Something’s not right. Whatever the Doc told Dad before we left Berkshire made him feel like he couldn’t trust me, but I can’t figure it out. Is Dr. Franklin trying to make sure I can’t work on saving Sofía?

If that was his plan, it was a stupid one. I don’t need to be at school to use the timestream. But a little privacy would be nice. I rip the duvet off my bed and bunch the top sheet in my hand, pulling it closer. Grabbing a stapler from my desk, I stand up on a chair and drape the sheet over the doorframe, stapling it into place. It’s not a door, but it’s something.

I just don’t get it. If they’re not going to trust me with a door, why bother bringing me home at all? Mom kept insisting I come for the weekend, but where is she? Downstairs, cleaning. And Dad’s just in his office. I sweep aside my sheet-door and step into the hallway, turning in a slow circle with my arms held wide. Here I am, I think. You wanted me, so here I am. But of course, no one sees. No one cares. My parents have no idea what to do with me.
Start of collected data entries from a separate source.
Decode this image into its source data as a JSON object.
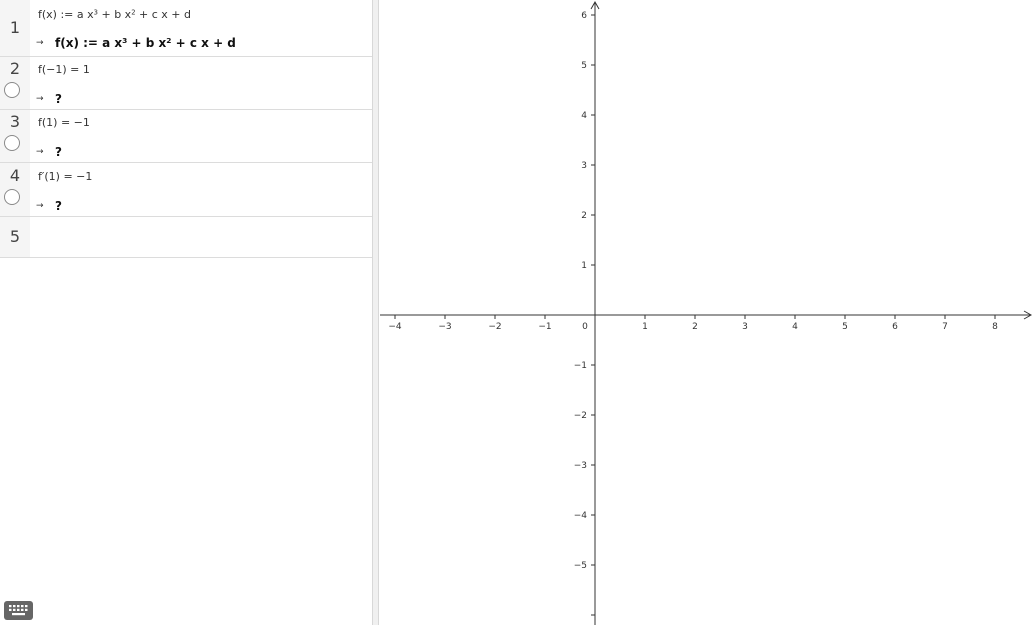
{
  "cas": {
    "rows": [
      {
        "num": "1",
        "input": {
          "pre": "f(x) := a x",
          "e1": "3",
          "mid": " + b x",
          "e2": "2",
          "post": " + c x + d"
        },
        "arrow": "→",
        "output": {
          "pre": "f(x) := a x",
          "e1": "3",
          "mid": " + b x",
          "e2": "2",
          "post": " + c x + d"
        }
      },
      {
        "num": "2",
        "input": "f(−1) = 1",
        "arrow": "→",
        "output": "?"
      },
      {
        "num": "3",
        "input": "f(1) = −1",
        "arrow": "→",
        "output": "?"
      },
      {
        "num": "4",
        "input": "f′(1) = −1",
        "arrow": "→",
        "output": "?"
      },
      {
        "num": "5"
      }
    ]
  },
  "graphics": {
    "x_ticks": [
      "−4",
      "−3",
      "−2",
      "−1",
      "1",
      "2",
      "3",
      "4",
      "5",
      "6",
      "7",
      "8"
    ],
    "x_values": [
      -4,
      -3,
      -2,
      -1,
      1,
      2,
      3,
      4,
      5,
      6,
      7,
      8
    ],
    "origin_label": "0",
    "y_ticks": [
      "6",
      "5",
      "4",
      "3",
      "2",
      "1",
      "−1",
      "−2",
      "−3",
      "−4",
      "−5"
    ],
    "y_values": [
      6,
      5,
      4,
      3,
      2,
      1,
      -1,
      -2,
      -3,
      -4,
      -5
    ],
    "axis_color": "#333333"
  },
  "icons": {
    "keyboard": "keyboard-icon"
  }
}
Hell, I don’t know what to do with me. Phoebe’s room—with its door—stands right in front of me. I turn my back on it and return to my room. It’d be easier if I were like her. She’s everything my parents ever wanted. Ambitious, driven, studious, and—most important of all—normal. I’m sure she has her whole life planned, just like I’m sure it’s 100 percent parent-approved. Graduate, college, job. I wonder where she’ll go. I bet she’s already writing her application essays. But me? I doubt I could get into any college, and even if I could, I couldn’t go. Not unless I knew I could control my powers. And control feels a long way off right now. The truth of the matter is that I may never have control. I may never have “normal” in my grasp.